First I want to know.. where is it mentioned that this is true for dimension 1?
[disregard this] To spoil the fun, i suggest us to look at the case when g is the identity (if I understood by "commuting" you meant that the composition of f and g commutes).. I find to find a counterexample.. so I reduce the question to... is there a continuous function f from unit ball to unit ball such that f(x) ≠ x for all x in the unit ball.. Intuition tells me that such a function indeed exists. Consider n=1 and now look at the graph of g(x) = x and consider the box [-0.5,0.5] x [-0.5,0.5], you can easily "draw" a function that lies below the diagonal {(x,x) : x in [-0.5,0.5]} that does not touch the diagonal. So I'm not sure if the case n=1 even holds. Should there be an extra condition here or am I missing something? [disregard this]
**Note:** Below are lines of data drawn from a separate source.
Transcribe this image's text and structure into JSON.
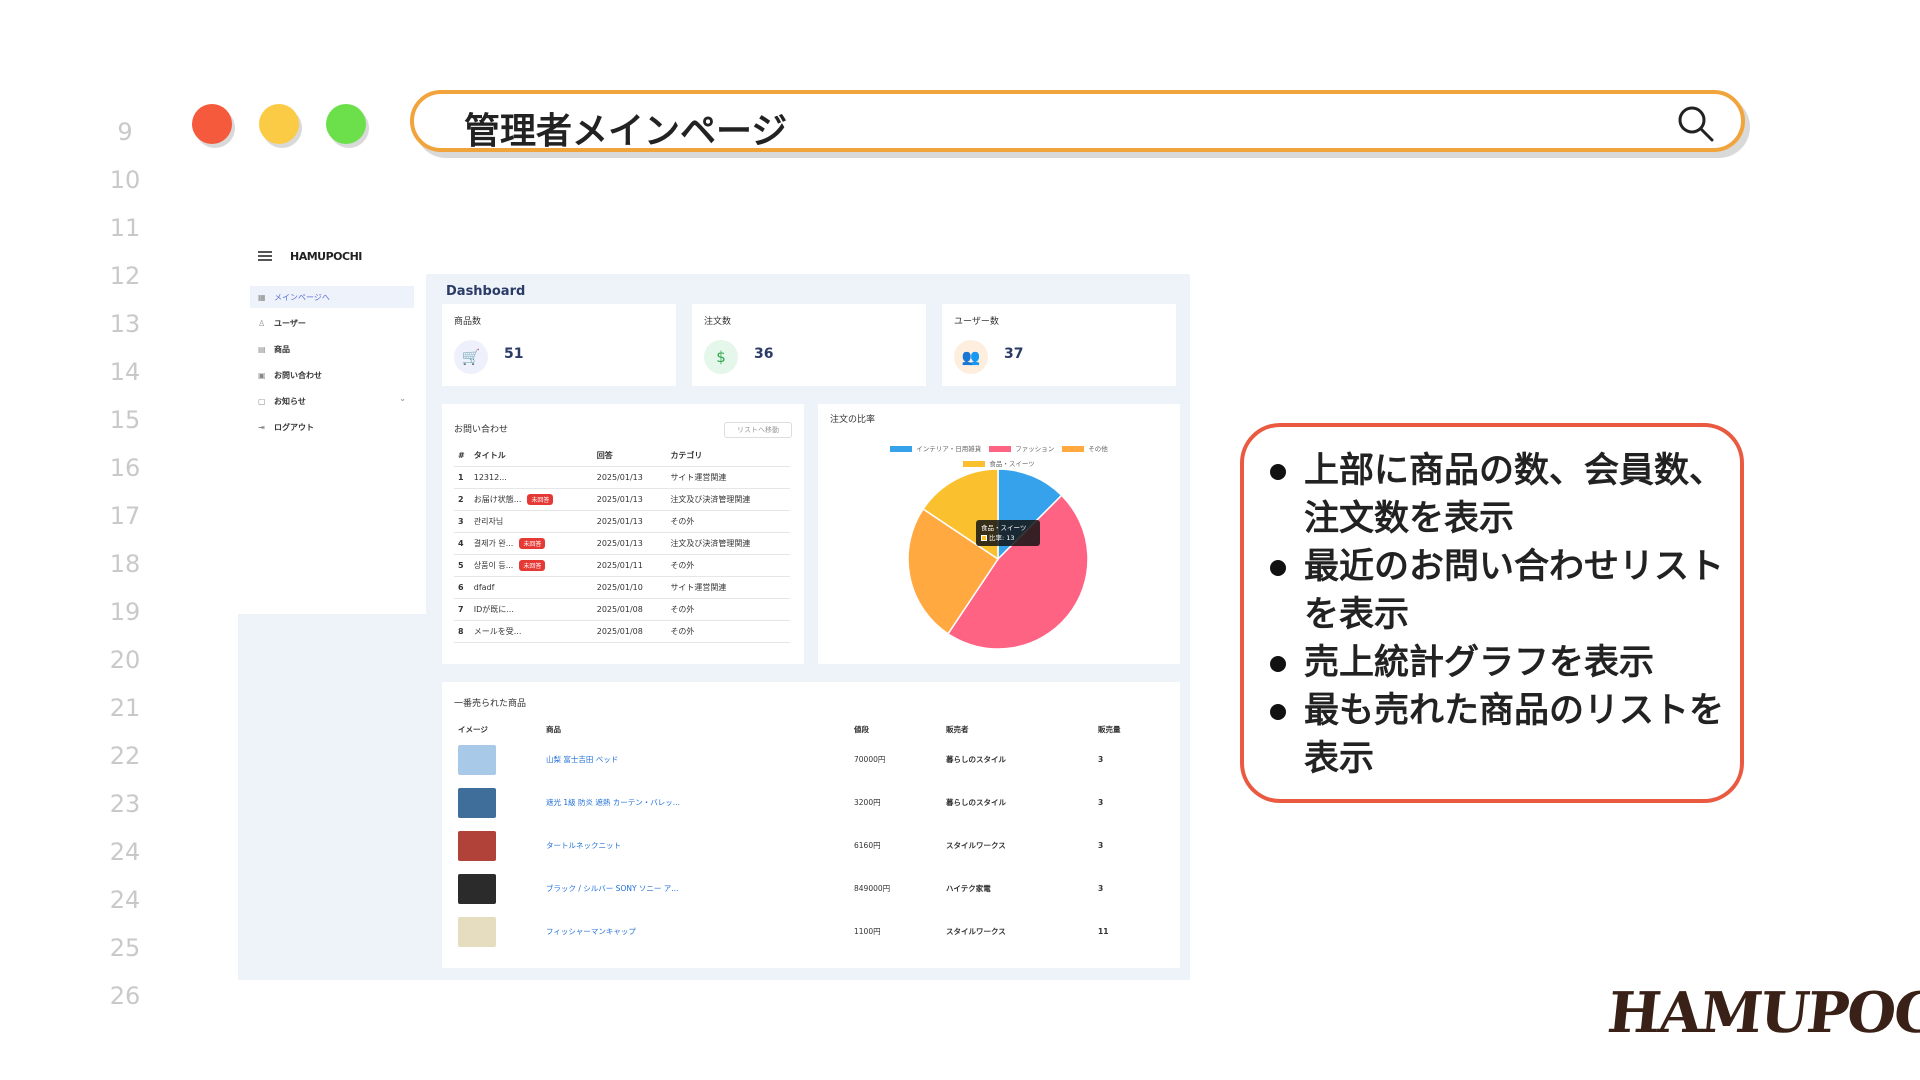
{
  "line_numbers": [
    "9",
    "10",
    "11",
    "12",
    "13",
    "14",
    "15",
    "16",
    "17",
    "18",
    "19",
    "20",
    "21",
    "22",
    "23",
    "24",
    "24",
    "25",
    "26"
  ],
  "title_bar": {
    "text": "管理者メインページ",
    "icon": "search-icon"
  },
  "app": {
    "logo": "HAMUPOCHI",
    "sidebar": [
      {
        "label": "メインページへ",
        "icon": "grid-icon"
      },
      {
        "label": "ユーザー",
        "icon": "user-icon"
      },
      {
        "label": "商品",
        "icon": "box-icon"
      },
      {
        "label": "お問い合わせ",
        "icon": "inbox-icon"
      },
      {
        "label": "お知らせ",
        "icon": "bell-icon"
      },
      {
        "label": "ログアウト",
        "icon": "logout-icon"
      }
    ],
    "dashboard_title": "Dashboard",
    "stats": [
      {
        "label": "商品数",
        "value": "51",
        "icon": "cart-icon"
      },
      {
        "label": "注文数",
        "value": "36",
        "icon": "dollar-icon"
      },
      {
        "label": "ユーザー数",
        "value": "37",
        "icon": "users-icon"
      }
    ],
    "inquiries": {
      "title": "お問い合わせ",
      "button": "リストへ移動",
      "columns": [
        "#",
        "タイトル",
        "回答",
        "カテゴリ"
      ],
      "rows": [
        {
          "no": "1",
          "title": "12312...",
          "badge": "",
          "date": "2025/01/13",
          "category": "サイト運営関連"
        },
        {
          "no": "2",
          "title": "お届け状態...",
          "badge": "未回答",
          "date": "2025/01/13",
          "category": "注文及び決済管理関連"
        },
        {
          "no": "3",
          "title": "관리자님",
          "badge": "",
          "date": "2025/01/13",
          "category": "その外"
        },
        {
          "no": "4",
          "title": "결제가 완...",
          "badge": "未回答",
          "date": "2025/01/13",
          "category": "注文及び決済管理関連"
        },
        {
          "no": "5",
          "title": "상품이 등...",
          "badge": "未回答",
          "date": "2025/01/11",
          "category": "その外"
        },
        {
          "no": "6",
          "title": "dfadf",
          "badge": "",
          "date": "2025/01/10",
          "category": "サイト運営関連"
        },
        {
          "no": "7",
          "title": "IDが既に...",
          "badge": "",
          "date": "2025/01/08",
          "category": "その外"
        },
        {
          "no": "8",
          "title": "メールを受...",
          "badge": "",
          "date": "2025/01/08",
          "category": "その外"
        }
      ]
    },
    "ratio_chart": {
      "title": "注文の比率",
      "tooltip": {
        "name": "食品・スイーツ",
        "line": "比率: 13"
      }
    },
    "best_sellers": {
      "title": "一番売られた商品",
      "columns": [
        "イメージ",
        "商品",
        "値段",
        "販売者",
        "販売量"
      ],
      "rows": [
        {
          "name": "山梨 富士吉田 ベッド",
          "price": "70000円",
          "seller": "暮らしのスタイル",
          "qty": "3",
          "thumb_color": "#a9c9e8"
        },
        {
          "name": "遮光 1級 防炎 遮熱 カーテン・バレッ...",
          "price": "3200円",
          "seller": "暮らしのスタイル",
          "qty": "3",
          "thumb_color": "#3f6e9a"
        },
        {
          "name": "タートルネックニット",
          "price": "6160円",
          "seller": "スタイルワークス",
          "qty": "3",
          "thumb_color": "#b0423a"
        },
        {
          "name": "ブラック / シルバー SONY ソニー ア...",
          "price": "849000円",
          "seller": "ハイテク家電",
          "qty": "3",
          "thumb_color": "#2b2b2b"
        },
        {
          "name": "フィッシャーマンキャップ",
          "price": "1100円",
          "seller": "スタイルワークス",
          "qty": "11",
          "thumb_color": "#e6dcc0"
        }
      ]
    }
  },
  "chart_data": {
    "type": "pie",
    "title": "注文の比率",
    "legend": [
      "インテリア・日用雑貨",
      "ファッション",
      "その他",
      "食品・スイーツ"
    ],
    "series": [
      {
        "name": "インテリア・日用雑貨",
        "value": 4,
        "color": "#36a2eb"
      },
      {
        "name": "ファッション",
        "value": 15,
        "color": "#ff6384"
      },
      {
        "name": "その他",
        "value": 8,
        "color": "#ffa940"
      },
      {
        "name": "食品・スイーツ",
        "value": 5,
        "color": "#fbc02d"
      }
    ]
  },
  "bubble": {
    "items": [
      "上部に商品の数、会員数、注文数を表示",
      "最近のお問い合わせリストを表示",
      "売上統計グラフを表示",
      "最も売れた商品のリストを表示"
    ]
  },
  "brand_logo": "HAMUPOCHI",
  "colors": {
    "accent_orange": "#f2a43c",
    "bubble_border": "#ea5a40",
    "link_blue": "#1f6fd8"
  }
}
I made a little google search and found this paper, that mentions that the conjecture holds true for polynomials and special functions Cohen calls "full functions". I'm not able to download the paper though. Cohen's paper is: H. Cohen, On fixed points of commuting functions, Proc. Amer. Math. Soc. 15. (1964),
An idea that occured to me, since apparently this is true for polynomials. Can we not use some form of approximation theorem (Stone-Weierstrass or whatever there is) to conclude the result for other continuous functions between the closed unit balls?